Between shopping, crafting, mining, and looting, it’s easy to fill your cargo bay in Starfield. Bethesda created a ton of items to litter its sprawling sci-fi universe, but not all of them are worth collecting. There’s always a good argument for buying more ammunition or a better suit. For some other items, not so much. Some of them are useful but can be easily crafted or scooped up off the ground for free. Others are downright useless and will increase your encumbrance for no good reason. Here are the Starfield items it’s better not to buy, in no particular order.
There’s nothing wrong with Cheddar Snack Crackers or the other tasty morsels that players can find. They’re typically lightweight and even restore small amounts of health when consumed. If you get in a nasty firefight with some pirates, gobbling up everything in the nearest is actually a good idea. That said, there’s zero reason to buy food in Starfield. It’s everywhere. From the fanciest club to the grimiest spaceship, there’s food lying around all over the place. There’s really no excuse for weighing yourself down with pizza and pie when you can just carry a few healing items instead.
Buying drinks is a waste of time and money for exactly the same reasons as food. Beverages are everywhere, so the player will never go long without seeing them. Some beverages grant additional buffs beyond their normal healing effects, like boosting O2 for a few minutes. Those perks are nice, especially if you stack a number of complimentary buffs. Even with those caveats, drinks are better off left at home. You can get better versions of the same buffs with other items, so there’s no argument for keeping a ton of drinks around. If you’re desperate for a tiny health boost, drink away, but otherwise, don’t waste your time or credits. On the list of Starfield items not to buy, beverages are up there.
Fiber is not one of the worst items, just one of the worst to buy. It’s a common component, and as such, it’s used in a number of crafting recipes. Despite how useful Fiber is, there’s no need to purchase it because it can be easily found in the wild. As long as you’re okay with wandering the proc-gen wilderness in search of crafting components, your pockets will be laden with Fiber before you know it. Given that Fiber is such a basic resource, one would expect to be able to find it early on. That’s exactly the case. Jemison, the same planet where the Lodge is located, is an excellent source of Fiber, so if you’re eager to get crafting at the beginning of the game, help yourself to some free Fiber in the wild.
Like Fiber, Nutrient is a common organic resource that players need for a variety of crafting recipes. If you’re the kind of player who enjoys putting in some serious time at the crafting bench making mods for your weapons and armor, you’re going to need plenty of Nutrient. This resource is also used for some outpost items, so if you have a base in the works, you’ll end up needing this resource eventually.

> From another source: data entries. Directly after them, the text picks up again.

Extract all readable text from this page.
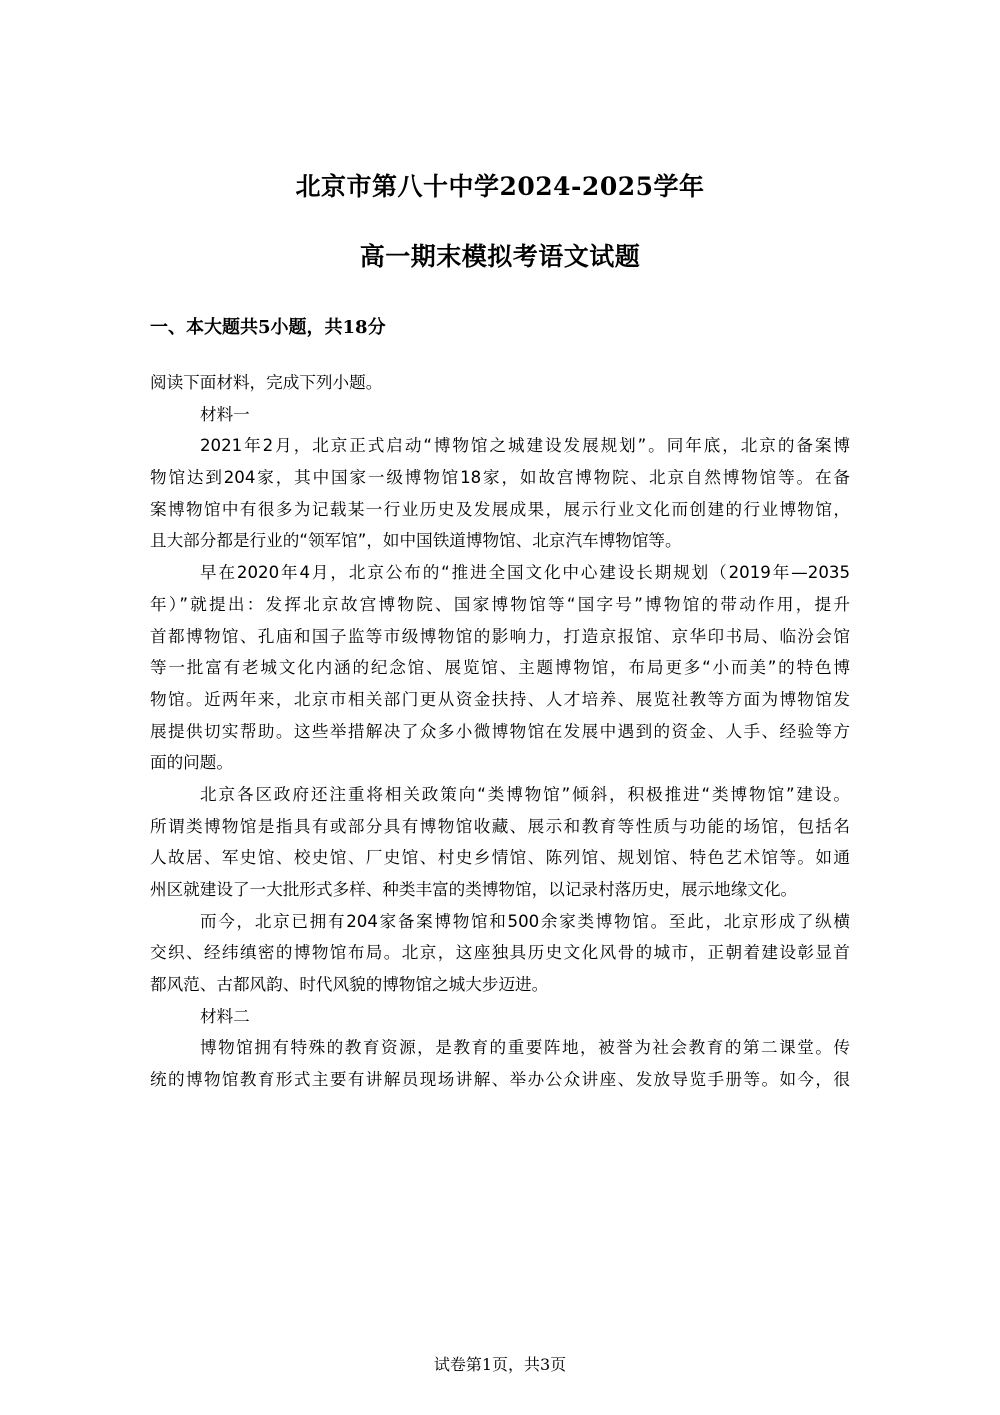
北京市第八十中学2024-2025学年
高一期末模拟考语文试题
一、本大题共5小题，共18分
阅读下面材料，完成下列小题。
材料一
2021年2月，北京正式启动“博物馆之城建设发展规划”。同年底，北京的备案博
物馆达到204家，其中国家一级博物馆18家，如故宫博物院、北京自然博物馆等。在备
案博物馆中有很多为记载某一行业历史及发展成果，展示行业文化而创建的行业博物馆，
且大部分都是行业的“领军馆”，如中国铁道博物馆、北京汽车博物馆等。
早在2020年4月，北京公布的“推进全国文化中心建设长期规划（2019年—2035
年）”就提出：发挥北京故宫博物院、国家博物馆等“国字号”博物馆的带动作用，提升
首都博物馆、孔庙和国子监等市级博物馆的影响力，打造京报馆、京华印书局、临汾会馆
等一批富有老城文化内涵的纪念馆、展览馆、主题博物馆，布局更多“小而美”的特色博
物馆。近两年来，北京市相关部门更从资金扶持、人才培养、展览社教等方面为博物馆发
展提供切实帮助。这些举措解决了众多小微博物馆在发展中遇到的资金、人手、经验等方
面的问题。
北京各区政府还注重将相关政策向“类博物馆”倾斜，积极推进“类博物馆”建设。
所谓类博物馆是指具有或部分具有博物馆收藏、展示和教育等性质与功能的场馆，包括名
人故居、军史馆、校史馆、厂史馆、村史乡情馆、陈列馆、规划馆、特色艺术馆等。如通
州区就建设了一大批形式多样、种类丰富的类博物馆，以记录村落历史，展示地缘文化。
而今，北京已拥有204家备案博物馆和500余家类博物馆。至此，北京形成了纵横
交织、经纬缜密的博物馆布局。北京，这座独具历史文化风骨的城市，正朝着建设彰显首
都风范、古都风韵、时代风貌的博物馆之城大步迈进。
材料二
博物馆拥有特殊的教育资源，是教育的重要阵地，被誉为社会教育的第二课堂。传
统的博物馆教育形式主要有讲解员现场讲解、举办公众讲座、发放导览手册等。如今，很
试卷第1页，共3页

Nutrient can be collected from plants in Starfield, so it’s better not to buy this resource from shops. Just head into the wild and use your scanner to locate some plants ripe for harvesting.
Some players will argue that there is a time and place for buying Injectors. This healing item does have legitimate applications, after all. The list of conditions it can treat is long: Brain Injury, Concussion, Heatstroke, Hernia, Hypothermia, Lung Damage, Poisoning, and Radiation Poisoning. There’s no doubt it’s a good idea to have an Injector or two on hand; it’s just not a good idea to buy them. The reason is simple: the player can find Injectors in labs and med bays throughout the game. As long as you’re diligent in checking your surroundings, you can get a pile of Injectors for free, making it hard to justify the purchase.

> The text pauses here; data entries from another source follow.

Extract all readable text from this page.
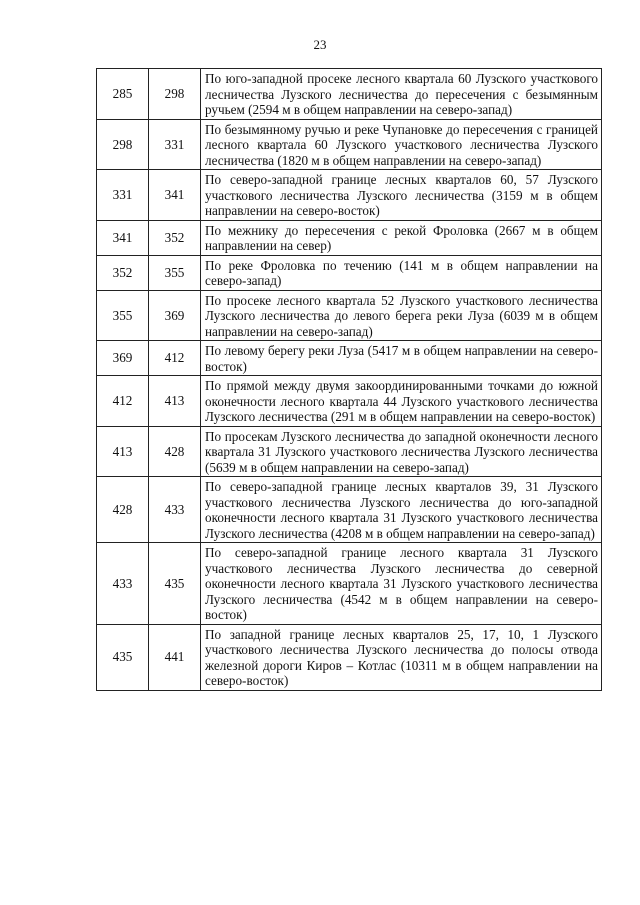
23
285	298	По юго-западной просеке лесного квартала 60 Лузского участкового лесничества Лузского лесничества до пересечения с безымянным ручьем (2594 м в общем направлении на северо-запад)
298	331	По безымянному ручью и реке Чупановке до пересечения с границей лесного квартала 60 Лузского участкового лесничества Лузского лесничества (1820 м в общем направлении на северо-запад)
331	341	По северо-западной границе лесных кварталов 60, 57 Лузского участкового лесничества Лузского лесничества (3159 м в общем направлении на северо-восток)
341	352	По межнику до пересечения с рекой Фроловка (2667 м в общем направлении на север)
352	355	По реке Фроловка по течению (141 м в общем направлении на северо-запад)
355	369	По просеке лесного квартала 52 Лузского участкового лесничества Лузского лесничества до левого берега реки Луза (6039 м в общем направлении на северо-запад)
369	412	По левому берегу реки Луза (5417 м в общем направлении на северо-восток)
412	413	По прямой между двумя закоординированными точками до южной оконечности лесного квартала 44 Лузского участкового лесничества Лузского лесничества (291 м в общем направлении на северо-восток)
413	428	По просекам Лузского лесничества до западной оконечности лесного квартала 31 Лузского участкового лесничества Лузского лесничества (5639 м в общем направлении на северо-запад)
428	433	По северо-западной границе лесных кварталов 39, 31 Лузского участкового лесничества Лузского лесничества до юго-западной оконечности лесного квартала 31 Лузского участкового лесничества Лузского лесничества (4208 м в общем направлении на северо-запад)
433	435	По северо-западной границе лесного квартала 31 Лузского участкового лесничества Лузского лесничества до северной оконечности лесного квартала 31 Лузского участкового лесничества Лузского лесничества (4542 м в общем направлении на северо-восток)
435	441	По западной границе лесных кварталов 25, 17, 10, 1 Лузского участкового лесничества Лузского лесничества до полосы отвода железной дороги Киров – Котлас (10311 м в общем направлении на северо-восток)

Yes, it’s cute. No, you should not buy it. The Plushie Cuddleosaur is a waste of money and one of the worst items in Starfield, at least from a mechanical perspective. You won’t get buffs or healing out of this or any other toy in the game. If you want it strictly for roleplaying purposes or think it would be hilarious to fill your ship with 100 cuddly dinos, fine. Even then, you can simply collect them for free since you’ll find a weird amount of these toys lying around during your travels. If your only interest lies in min-maxing your combat stats, passing on this is a no-brainer.
Starfield is available for PC and Xbox Series X/S.